Monday, April 28, 2014

Data Fracking

In 2006, Clive Humby drew the analogy between crude oil and data in a blog piece titled "Data is the new Oil" which since then has captured imagination of several commentators on big data. No one doubts the value of the 'resources' that varies in the effort required to extract. During a discussion with a billion dollar company CIO, he indicated that there is a lot of data but can you make it "analyzeable."
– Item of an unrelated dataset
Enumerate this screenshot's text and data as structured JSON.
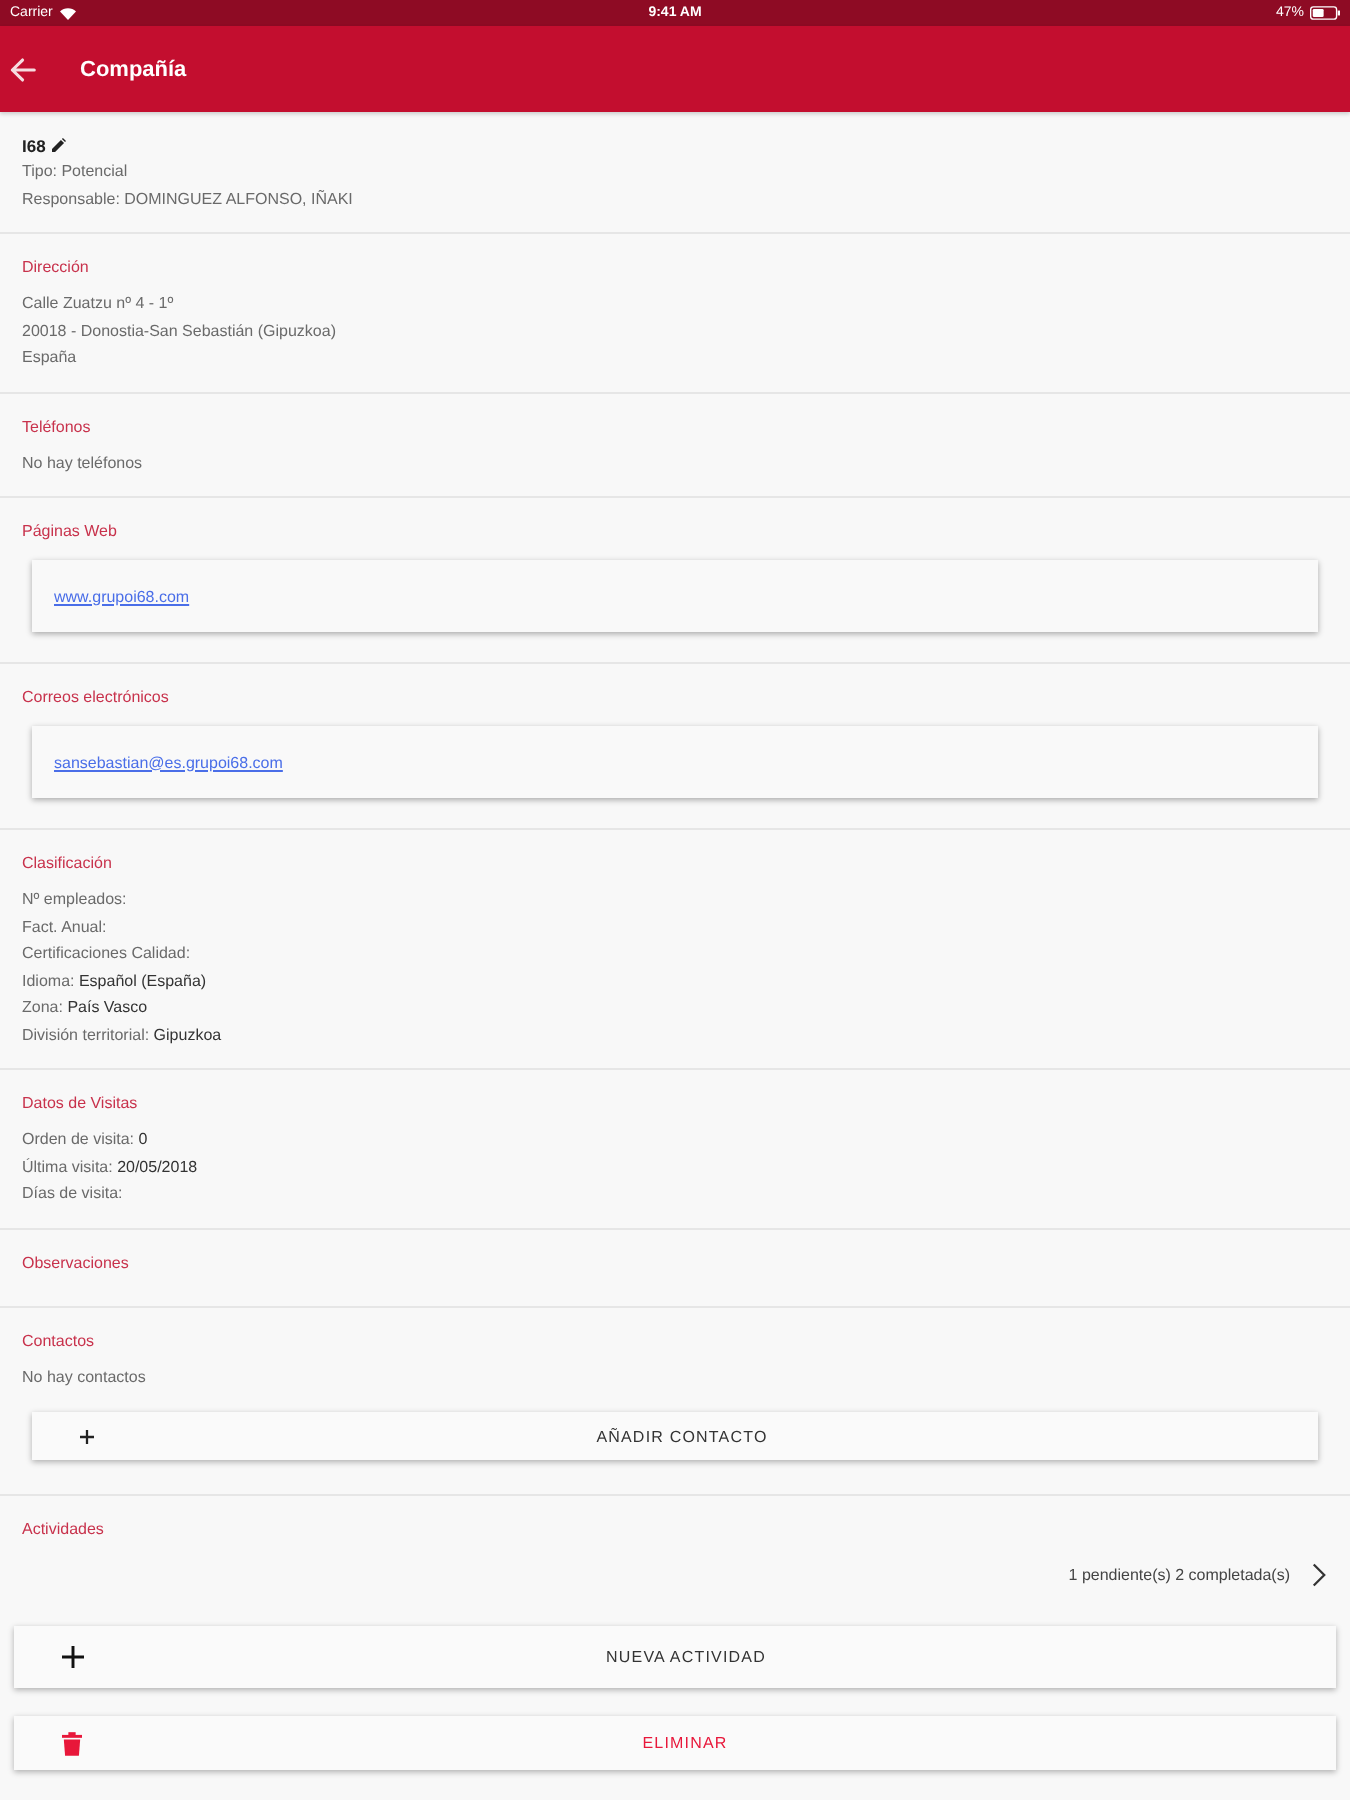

Perhaps, he was inferring to the challenges of dealing with unstructured data in a company's communication and information systems, besides the structured data silos that are also teeming with data. In our work with a few analytics companies, we found validation of this premise. Data in log files, PDFs, Images, etc. is one part of it. There is also the deep web, that part of data not readily accessible by googling, etc. or as this Howstuffworks article refers to it as 'hidden from plain site.'

Bizosys's HSearch is a Hadoop based search and analytics engine that has been adapted to deal with this challenge faced by data analysts, referred to commonly as Data Preparation or Data Harvesting. If indeed finding value in data poses these challlenges, then Clive's analogy to crude oil is valid. Take a look at our take on this. If today, Shale gas extraction represents the next frontier in oil extraction employing a process known as Hydraulic Fracturing, or Fracking, then our take on that is 'data fracking' as a process of making data accessible.